To get the desired behavior, you need to use nested functions instead of loops, e.g.:
function loadme() {
var arr = ["a", "b", "c"]
var fs = [];
(function loop(i) {
if (i < arr.length) {
var x = arr[i];
var f = function() { alert(x) };
f();
fs.push(f);
loop(i + 1);
}
})(0);
for (var j in fs) {
fs[j]();
}
}
Now x is truly local to the loop body, and the function produces "a", "b", "c", "a", "b", "c" as expected.

Update: My suggested fix is really bad advice for ECMAScript Edition 3! I should never recommend using tail recursion in a language that is not properly tail recursive. If all goes according to plan for proper tail calls in Edition 4, my suggestion would be fine for that language. But today, you can't use tail recursion. Instead, you should use any of the existing lexical scope mechanisms in ECMAScript for binding another variable to the loop variable i.

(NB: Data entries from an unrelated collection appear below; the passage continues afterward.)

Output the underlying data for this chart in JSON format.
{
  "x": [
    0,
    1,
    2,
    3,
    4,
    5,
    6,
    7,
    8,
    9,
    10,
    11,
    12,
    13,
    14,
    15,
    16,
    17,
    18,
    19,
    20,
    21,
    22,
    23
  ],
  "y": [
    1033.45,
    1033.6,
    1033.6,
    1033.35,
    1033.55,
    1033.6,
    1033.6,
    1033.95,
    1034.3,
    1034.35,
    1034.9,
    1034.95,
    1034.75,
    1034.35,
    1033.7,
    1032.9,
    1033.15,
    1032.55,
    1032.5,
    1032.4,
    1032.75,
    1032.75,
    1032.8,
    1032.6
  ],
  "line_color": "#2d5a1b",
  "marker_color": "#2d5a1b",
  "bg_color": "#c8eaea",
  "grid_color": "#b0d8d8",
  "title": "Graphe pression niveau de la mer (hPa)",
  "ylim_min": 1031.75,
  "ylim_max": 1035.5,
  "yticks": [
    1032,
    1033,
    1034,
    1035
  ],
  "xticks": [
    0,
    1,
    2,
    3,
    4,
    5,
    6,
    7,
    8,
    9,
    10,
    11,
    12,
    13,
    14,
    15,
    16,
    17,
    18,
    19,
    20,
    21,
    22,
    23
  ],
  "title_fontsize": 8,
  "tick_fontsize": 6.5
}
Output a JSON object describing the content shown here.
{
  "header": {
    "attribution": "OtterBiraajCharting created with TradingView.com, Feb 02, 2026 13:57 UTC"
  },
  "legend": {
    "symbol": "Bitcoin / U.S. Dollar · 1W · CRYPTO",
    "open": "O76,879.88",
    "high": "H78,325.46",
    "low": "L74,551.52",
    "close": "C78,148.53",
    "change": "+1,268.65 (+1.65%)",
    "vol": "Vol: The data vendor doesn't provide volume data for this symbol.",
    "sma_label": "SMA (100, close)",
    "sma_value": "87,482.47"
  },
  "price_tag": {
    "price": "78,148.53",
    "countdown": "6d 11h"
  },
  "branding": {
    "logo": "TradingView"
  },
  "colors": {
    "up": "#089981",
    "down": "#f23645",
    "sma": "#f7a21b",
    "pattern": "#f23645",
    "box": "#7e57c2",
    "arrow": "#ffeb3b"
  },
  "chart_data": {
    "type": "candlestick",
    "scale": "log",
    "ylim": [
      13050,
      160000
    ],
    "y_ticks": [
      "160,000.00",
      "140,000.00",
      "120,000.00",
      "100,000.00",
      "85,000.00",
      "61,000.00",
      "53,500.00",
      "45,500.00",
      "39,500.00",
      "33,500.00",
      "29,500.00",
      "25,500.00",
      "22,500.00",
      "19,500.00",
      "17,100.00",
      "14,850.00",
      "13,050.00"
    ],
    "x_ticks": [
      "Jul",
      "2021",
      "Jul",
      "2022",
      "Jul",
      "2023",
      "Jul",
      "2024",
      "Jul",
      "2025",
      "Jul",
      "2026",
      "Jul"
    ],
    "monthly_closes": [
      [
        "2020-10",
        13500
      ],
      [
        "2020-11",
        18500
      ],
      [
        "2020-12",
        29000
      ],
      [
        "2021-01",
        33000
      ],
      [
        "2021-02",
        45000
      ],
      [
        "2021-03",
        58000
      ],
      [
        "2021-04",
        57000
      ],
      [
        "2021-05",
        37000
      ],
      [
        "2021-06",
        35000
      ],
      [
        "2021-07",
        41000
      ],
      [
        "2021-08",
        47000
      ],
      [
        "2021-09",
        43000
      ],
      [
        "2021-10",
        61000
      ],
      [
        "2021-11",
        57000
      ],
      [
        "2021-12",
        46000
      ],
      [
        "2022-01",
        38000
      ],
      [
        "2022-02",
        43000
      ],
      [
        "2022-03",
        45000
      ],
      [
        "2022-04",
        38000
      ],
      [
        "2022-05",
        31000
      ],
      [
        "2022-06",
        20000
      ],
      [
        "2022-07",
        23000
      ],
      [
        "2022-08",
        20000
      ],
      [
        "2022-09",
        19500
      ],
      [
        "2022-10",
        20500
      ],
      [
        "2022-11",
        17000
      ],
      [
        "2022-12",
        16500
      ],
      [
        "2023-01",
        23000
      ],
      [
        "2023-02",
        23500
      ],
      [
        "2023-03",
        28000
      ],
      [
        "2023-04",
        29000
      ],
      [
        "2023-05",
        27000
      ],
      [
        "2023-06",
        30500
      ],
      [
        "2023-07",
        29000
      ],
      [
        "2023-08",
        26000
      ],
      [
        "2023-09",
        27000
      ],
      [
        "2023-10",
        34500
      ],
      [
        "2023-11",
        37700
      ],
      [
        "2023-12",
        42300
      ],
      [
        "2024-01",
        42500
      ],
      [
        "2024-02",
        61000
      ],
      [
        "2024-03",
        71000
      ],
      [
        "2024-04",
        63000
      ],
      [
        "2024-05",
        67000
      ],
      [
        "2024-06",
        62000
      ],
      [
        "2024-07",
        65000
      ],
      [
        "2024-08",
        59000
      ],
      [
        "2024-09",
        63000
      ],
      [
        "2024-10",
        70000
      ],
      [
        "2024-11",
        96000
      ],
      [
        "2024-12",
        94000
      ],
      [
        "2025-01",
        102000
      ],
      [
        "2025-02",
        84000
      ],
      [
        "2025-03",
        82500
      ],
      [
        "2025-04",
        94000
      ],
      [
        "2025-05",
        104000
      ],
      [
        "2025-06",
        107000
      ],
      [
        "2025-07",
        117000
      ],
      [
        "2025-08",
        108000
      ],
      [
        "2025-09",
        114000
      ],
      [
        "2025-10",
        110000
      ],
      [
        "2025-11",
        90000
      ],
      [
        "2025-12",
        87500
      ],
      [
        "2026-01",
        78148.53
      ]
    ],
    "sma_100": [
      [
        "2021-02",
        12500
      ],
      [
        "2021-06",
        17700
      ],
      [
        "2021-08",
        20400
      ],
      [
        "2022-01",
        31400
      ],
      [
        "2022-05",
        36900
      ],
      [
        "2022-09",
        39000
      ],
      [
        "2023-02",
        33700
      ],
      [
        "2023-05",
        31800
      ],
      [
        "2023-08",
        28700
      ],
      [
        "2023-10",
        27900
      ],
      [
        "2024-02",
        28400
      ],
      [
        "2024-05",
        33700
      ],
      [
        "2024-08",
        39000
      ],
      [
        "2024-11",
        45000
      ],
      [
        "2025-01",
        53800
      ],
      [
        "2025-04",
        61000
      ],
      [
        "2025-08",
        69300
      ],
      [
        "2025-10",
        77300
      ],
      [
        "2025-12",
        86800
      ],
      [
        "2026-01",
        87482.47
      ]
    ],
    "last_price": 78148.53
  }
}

Solution 1 - wrap the closure in another closure that gets immediately applied:
function loadme() {
var arr = ["a", "b", "c"];
var fs = [];
for (var i in arr) {
var x = arr[i];
var f = (function() {
var y = x;
return function() { alert(y) }
})();
f();
fs.push(f);
}
for (var j in fs) {
fs[j]();
}
}
Solution 2 - wrap the loop body in a closure that gets immediately applied (suggested in the comments by Lars):
function loadme() {
var arr = ["a", "b", "c"];
var fs = [];
for (var i in arr) {
(function(i) {
var x = arr[i];
var f = function() { alert(x) };
f();
fs.push(f);
})(i);
}
for (var j in fs) {
fs[j]();
}
}
Solution 3 - wrap the closure in a let-binding (in JavaScript 1.7, currently implemented only in Firefox 2):
function loadme() {
var arr = ["a", "b", "c"];
var fs = [];
for (var i in arr) {
var x = arr[i];
var f = let (y = x) function() { alert(y) };
f();
fs.push(f);
}
for (var j in fs) {
fs[j]();
}
}
Solution 4 - ditch var entirely and only use let (again, currently specific to Firefox 2):
function loadme() {
let arr = ["a", "b", "c"];
let fs = [];
for (let i in arr) {
let x = arr[i];
let f = function() { alert(x) };
f();
fs.push(f);
}
for (let j in fs) {
fs[j]();
}
}
The moral of the story is that in ECMAScript Edition 4, let is a "better var", behaving more like you'd expect. But until you can rely on let as a cross-browser feature, you'll have to use solutions like 1 and 2.

Tuesday, December 13, 2005

Semanticist's cookbook

Is this a dumb idea? I'd like to create a semantic modeling wiki where people can describe various techniques for modeling different kinds of programs, programming languages, and programming language features mathematically. Sort of a clearinghouse or cookbook for semantics. It could feature links to literature, and various categorizations so that people could find recipes by following different paths. For example, a reader might discover the exception monad by alternatively searching for control features, or error handling, or denotational modeling, or monads, etc.

Perhaps a better-designed database would be more organized, but I think wikis are good for continuously reorganizing, as well as for community contribution.

The Semanticist's Cookbook. I like it!

Update: Stubbed at http://semanticscookbook.org.

Update: Maybe I'll install a wiki another time but I don't have time for this now.